Denn der Schleier wird gehoben,
Den das finstere Geschlecht
Mit der Lüge hat gewoben —
Und die Wahrheit wird gerächt!"

An die Schwalben
1827

Seid mir willkommen
Aus der Fremde!
Fröhliche Boten
Sonniger Tage!
Wieder in blauen,
Heimischen Lüften
Zieht ihr des Fluges
Jubelnden Kreis!

Uns nach des Winters
Trübem Brüten
Kunde zu bringen;
"Frohsinn und Liebe
Sollen die Herzen
Neu erwärmen" —
Sandt' euch der holde
Liebling der Welt!

Boten des Lenzes,
Seid willkommen!
Traulich gesellt euch
Zu den Menschen!
Friedliche Wohnung
Mögt ihr euch bauen
Unter mein gastlich
Schirmendes Dach!

Doch vom Norden
Flüchten sie wieder
Die geliebten
Tage der Milde!
Und von uns scheidend,
Führt ihr nach Südens
Heiteren Auen
Euern Zug!

Seh'n wir euch alle
Ziehen zur Ferne,
Schwellt uns den Busen
Tiefe Sehnsucht, —
Arme und Flügel
Möchte sie breiten,
Möchte so gerne
Wandern mit euch!

An ein Liebesbriefchen
1827

Eile, Briefchen hin zu ihr!
Tausend Grüße melde mir!

Sei mein stiller Bote du;
Stell' ihr tausend Küsse zu!

Wand're, Briefchen, zu ihr hin!
Sage, daß ich glücklich bin.

Wie mein Lied von Liebe singt,
Süß darin ihr Name klingt!

Sag' ihr, Briefchen traut und lieb,
Daß ich meinem Engel schrieb.

Meiner Seele tiefsten Grund,
Gib ihr all' mein Denken kund!

O, wie lauscht' ich still entzückt,
Wenn sie liebend auf dich blickt!

Wenn sie freudig dich erschließt,
Dann dich warm und herzlich küßt.

So, mein Briefchen- wand're hin,
Wo ich stets im Geiste bin.

Lade sie zum "Stell dich ein"
Abends in dem Birkenhain!

Doch, mein Briefchen, sei nicht laut —
Hab' dir Vieles anvertraut!

Schließe dich den Lauschern zu, —
Mein Geheimnis weißt nur du! —

Abendfeier
1827

Der Käfer summt, am Anger zirpt die Grille,
Und sanft erblaßt am Himmel der Azur;
Aus Gold und Rosen webt sich eine Hülle,
Die niedersinkt auf Berg und Tal und Flur;
Die Menschen kehren heim; — des Friedens Stille
Umfängt und füllt den Tempel der Natur;
Der laute Strom des Tages ist verronnen;
Der Abend hat sein stilles Fest begonnen.

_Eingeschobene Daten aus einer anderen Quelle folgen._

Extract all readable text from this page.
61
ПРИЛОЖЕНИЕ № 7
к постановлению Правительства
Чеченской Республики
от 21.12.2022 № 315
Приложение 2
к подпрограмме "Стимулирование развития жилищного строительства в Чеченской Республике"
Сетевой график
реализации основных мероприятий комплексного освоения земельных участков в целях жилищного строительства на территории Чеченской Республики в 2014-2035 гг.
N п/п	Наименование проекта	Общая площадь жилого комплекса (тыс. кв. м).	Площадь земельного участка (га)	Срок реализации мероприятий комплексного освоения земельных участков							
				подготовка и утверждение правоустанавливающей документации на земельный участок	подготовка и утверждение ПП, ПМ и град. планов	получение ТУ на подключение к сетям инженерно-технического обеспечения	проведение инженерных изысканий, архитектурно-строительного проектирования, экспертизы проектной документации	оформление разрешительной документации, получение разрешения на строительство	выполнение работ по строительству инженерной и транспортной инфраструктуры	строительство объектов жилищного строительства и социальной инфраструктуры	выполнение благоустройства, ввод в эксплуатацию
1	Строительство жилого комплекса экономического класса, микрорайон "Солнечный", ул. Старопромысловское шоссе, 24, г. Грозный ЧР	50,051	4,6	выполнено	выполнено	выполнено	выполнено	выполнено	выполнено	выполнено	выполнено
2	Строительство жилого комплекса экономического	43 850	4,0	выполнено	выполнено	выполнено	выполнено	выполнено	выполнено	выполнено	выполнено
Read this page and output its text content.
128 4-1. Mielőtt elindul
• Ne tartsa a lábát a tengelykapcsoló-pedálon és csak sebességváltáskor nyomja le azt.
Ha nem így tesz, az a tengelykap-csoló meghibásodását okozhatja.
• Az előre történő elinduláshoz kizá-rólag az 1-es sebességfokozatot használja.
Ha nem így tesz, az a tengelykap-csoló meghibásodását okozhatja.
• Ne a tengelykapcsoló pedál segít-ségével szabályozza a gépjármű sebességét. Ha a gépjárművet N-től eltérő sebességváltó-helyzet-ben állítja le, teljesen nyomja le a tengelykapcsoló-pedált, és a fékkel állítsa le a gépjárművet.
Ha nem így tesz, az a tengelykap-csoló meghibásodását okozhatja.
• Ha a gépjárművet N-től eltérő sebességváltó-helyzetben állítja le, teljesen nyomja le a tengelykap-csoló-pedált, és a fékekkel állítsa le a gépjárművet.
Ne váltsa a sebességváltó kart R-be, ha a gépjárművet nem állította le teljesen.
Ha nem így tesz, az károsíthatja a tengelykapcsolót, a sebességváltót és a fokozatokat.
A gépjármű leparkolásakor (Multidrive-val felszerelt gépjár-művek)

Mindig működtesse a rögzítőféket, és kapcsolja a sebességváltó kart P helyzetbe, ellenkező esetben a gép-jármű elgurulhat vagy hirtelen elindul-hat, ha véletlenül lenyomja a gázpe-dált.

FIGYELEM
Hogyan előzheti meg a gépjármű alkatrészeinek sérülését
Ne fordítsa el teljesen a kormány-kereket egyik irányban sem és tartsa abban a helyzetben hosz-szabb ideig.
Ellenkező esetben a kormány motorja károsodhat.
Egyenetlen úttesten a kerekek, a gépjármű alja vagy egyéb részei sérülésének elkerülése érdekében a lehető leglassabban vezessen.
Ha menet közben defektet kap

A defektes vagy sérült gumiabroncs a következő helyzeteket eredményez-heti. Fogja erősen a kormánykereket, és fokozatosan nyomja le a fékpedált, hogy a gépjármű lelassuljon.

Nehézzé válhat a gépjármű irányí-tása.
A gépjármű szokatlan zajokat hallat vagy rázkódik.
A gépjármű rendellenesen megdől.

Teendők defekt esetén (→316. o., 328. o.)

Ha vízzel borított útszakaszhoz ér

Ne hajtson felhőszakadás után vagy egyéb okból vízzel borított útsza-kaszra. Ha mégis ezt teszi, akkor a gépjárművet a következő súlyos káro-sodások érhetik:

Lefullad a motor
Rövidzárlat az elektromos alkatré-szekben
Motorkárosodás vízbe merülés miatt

Es fühlt der Mensch sich zauberisch umfangen,
Der Macht, die ihn beherrscht, sich nicht bewußt;
Ein unnennbares Sehnen und Verlangen
Ergreift und drängt ihn in der vollen Brust;
Es ist ein süßes Wohl, ein leises Bangen;
Die Teilung ist's in Wehmut und in Lust;
Was ihn bewegt im tiefsten Seelengrunde;
Es gibt hievon der Zunge Laut nicht Kunde.

Die Wolken und der Berge Purpursäume,
Ihr Farbenglanz, zur Wunderpracht erhöht,
Der linde West im Flüsterlaub der Bäume —
Der Friedensgeist, der durch die Schöpfung geht,
Als Geisterhauch, der durch die stillen Räume,
Durchschauernd süß und bang, zum Herzen weht —
Sie füllen ihn in den geheimsten Tiefen,
Als ob ihm leise Jenseits=Stimmen riefen.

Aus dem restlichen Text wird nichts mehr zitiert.